Question

Prove the identity\({(\cosh x + \sinh x)^n} = \cosh nx + \sinh nx\) where n is any real number.

Short answer

The identity \({(\cosh x + \sinh x)^n} = \cosh nx + \sinh nx\) is proved.

Step-by-step solution

Given

The identity is \({(\cosh x + \sinh x)^n} = \cosh nx + \sinh nx\).

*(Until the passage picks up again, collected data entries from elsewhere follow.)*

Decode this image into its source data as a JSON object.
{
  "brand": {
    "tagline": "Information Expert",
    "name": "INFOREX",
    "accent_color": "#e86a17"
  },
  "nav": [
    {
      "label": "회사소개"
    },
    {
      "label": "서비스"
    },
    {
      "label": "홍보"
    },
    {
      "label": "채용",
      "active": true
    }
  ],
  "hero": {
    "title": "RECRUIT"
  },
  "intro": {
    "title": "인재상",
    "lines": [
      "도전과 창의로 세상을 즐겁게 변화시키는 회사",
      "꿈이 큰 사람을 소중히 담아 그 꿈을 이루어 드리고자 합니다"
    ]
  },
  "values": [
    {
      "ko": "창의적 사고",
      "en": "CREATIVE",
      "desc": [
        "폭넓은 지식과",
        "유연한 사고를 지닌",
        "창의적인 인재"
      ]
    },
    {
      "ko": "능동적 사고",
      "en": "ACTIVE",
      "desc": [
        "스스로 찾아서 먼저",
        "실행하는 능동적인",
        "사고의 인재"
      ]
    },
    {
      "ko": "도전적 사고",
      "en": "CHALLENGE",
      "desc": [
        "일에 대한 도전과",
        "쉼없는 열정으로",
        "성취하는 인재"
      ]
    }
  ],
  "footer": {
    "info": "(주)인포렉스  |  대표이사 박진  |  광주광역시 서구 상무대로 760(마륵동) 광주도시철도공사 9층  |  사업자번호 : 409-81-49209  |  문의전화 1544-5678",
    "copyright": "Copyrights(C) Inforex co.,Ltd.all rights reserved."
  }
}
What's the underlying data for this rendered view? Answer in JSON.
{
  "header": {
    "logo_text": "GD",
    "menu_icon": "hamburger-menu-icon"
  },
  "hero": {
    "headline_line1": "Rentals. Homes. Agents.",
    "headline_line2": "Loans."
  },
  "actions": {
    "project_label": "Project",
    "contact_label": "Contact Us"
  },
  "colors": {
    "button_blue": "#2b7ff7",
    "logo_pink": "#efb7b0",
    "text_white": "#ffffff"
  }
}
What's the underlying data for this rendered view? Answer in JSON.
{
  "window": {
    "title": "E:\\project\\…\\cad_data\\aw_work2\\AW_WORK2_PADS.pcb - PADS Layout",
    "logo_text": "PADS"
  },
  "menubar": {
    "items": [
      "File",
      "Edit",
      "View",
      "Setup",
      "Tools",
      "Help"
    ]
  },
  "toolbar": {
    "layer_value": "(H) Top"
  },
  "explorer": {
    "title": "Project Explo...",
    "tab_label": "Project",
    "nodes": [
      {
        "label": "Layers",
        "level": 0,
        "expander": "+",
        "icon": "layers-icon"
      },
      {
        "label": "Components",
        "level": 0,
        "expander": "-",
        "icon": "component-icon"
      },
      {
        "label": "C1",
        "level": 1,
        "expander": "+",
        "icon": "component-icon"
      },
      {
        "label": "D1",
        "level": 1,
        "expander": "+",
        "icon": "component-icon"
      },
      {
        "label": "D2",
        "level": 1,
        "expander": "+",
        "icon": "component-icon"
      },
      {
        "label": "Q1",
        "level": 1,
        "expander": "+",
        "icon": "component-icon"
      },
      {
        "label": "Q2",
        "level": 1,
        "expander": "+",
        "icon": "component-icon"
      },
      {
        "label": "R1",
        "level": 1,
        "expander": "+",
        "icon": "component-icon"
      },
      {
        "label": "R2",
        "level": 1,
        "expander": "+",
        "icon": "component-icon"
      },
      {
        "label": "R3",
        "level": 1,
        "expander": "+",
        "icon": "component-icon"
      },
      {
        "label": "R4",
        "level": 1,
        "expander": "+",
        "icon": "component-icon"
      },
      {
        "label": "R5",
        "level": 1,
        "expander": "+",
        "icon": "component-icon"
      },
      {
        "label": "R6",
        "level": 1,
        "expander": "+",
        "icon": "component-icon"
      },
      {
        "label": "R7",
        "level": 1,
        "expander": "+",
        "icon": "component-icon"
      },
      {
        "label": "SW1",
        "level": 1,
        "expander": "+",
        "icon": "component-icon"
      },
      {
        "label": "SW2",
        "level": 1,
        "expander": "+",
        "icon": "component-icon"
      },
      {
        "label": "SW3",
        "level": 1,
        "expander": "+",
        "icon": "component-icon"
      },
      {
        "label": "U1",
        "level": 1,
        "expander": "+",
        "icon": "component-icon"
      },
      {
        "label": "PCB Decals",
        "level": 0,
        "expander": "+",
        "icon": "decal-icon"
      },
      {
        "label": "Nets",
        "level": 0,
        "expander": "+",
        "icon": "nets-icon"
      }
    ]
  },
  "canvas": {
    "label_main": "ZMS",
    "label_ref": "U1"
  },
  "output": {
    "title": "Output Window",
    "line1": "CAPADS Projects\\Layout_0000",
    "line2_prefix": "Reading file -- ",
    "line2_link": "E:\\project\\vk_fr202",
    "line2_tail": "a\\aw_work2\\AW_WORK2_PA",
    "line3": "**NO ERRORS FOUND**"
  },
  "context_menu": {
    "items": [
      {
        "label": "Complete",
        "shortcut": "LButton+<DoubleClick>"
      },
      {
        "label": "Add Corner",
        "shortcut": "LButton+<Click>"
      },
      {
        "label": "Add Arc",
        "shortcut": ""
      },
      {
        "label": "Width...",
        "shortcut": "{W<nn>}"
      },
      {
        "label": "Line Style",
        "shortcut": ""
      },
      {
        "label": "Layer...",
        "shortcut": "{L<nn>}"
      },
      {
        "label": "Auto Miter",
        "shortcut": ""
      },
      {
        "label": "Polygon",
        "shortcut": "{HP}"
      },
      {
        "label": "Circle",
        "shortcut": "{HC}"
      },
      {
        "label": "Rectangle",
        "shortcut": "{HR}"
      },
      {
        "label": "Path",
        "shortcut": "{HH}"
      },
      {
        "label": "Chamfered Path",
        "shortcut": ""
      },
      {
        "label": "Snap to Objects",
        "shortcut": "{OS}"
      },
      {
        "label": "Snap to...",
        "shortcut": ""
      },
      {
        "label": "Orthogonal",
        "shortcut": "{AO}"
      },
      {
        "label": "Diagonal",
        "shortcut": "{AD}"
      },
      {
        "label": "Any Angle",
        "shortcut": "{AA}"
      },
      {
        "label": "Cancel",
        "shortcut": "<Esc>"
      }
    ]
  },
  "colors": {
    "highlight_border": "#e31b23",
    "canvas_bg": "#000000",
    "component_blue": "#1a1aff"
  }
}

The concept of the hyperbolic function

(1) The hyperbolic sine function:\(\user1{sinhx = }\frac{{{\user1{e}^\user1{x}}\user1{ - }{\user1{e}^{\user1{ - x}}}}}{\user1{2}}\)

(2) The hyperbolic cosine function:\(\user1{coshx = }\frac{{{\user1{e}^\user1{x}}\user1{ + }{\user1{e}^{\user1{ - x}}}}}{\user1{2}}\)

(3) The hyperbolic tangent function:\(\user1{tanhx = }\frac{{\user1{sinhx}}}{{\user1{coshx}}}\)

Use the formulas and prove

Consider, \({(\cosh x + \sinh x)^n}\).

Apply the definitions mentioned above and simplify the terms as shown below.

\(\begin{array}{c}{(\cosh x + \sinh x)^n} = {\left( {\frac{{{e^x} + {e^{ - x}}}}{2} + \frac{{{e^x} - {e^{ - x}}}}{2}} \right)^n}\\ = {\left( {\frac{{{e^x} + {e^{ - x}} + {e^x} - {e^{ - x}}}}{2}} \right)^n}\\ = {\left( {\frac{{2{e^x}}}{2}} \right)^n}\\ = {e^{nx}}\end{array}\)

Add and subtract the value \({e^{nx}}\) on numerator.

\(\begin{array}{c}{(\cosh x + \sinh x)^n} = {e^{nx}}\\ = \frac{{{e^{nx}} + {e^{ - nx}} + {e^{nx}} - {e^{ - nx}}}}{2}\\ = \frac{{{e^{nx}} + {e^{ - nx}}}}{2} + \frac{{{e^{nx}} - {e^{ - nx}}}}{2}\\ = \cosh nx + \sinh nx\end{array}\)

Hence, the identity \({(\cosh x + \sinh x)^n} = \cosh nx + \sinh nx\) is proved.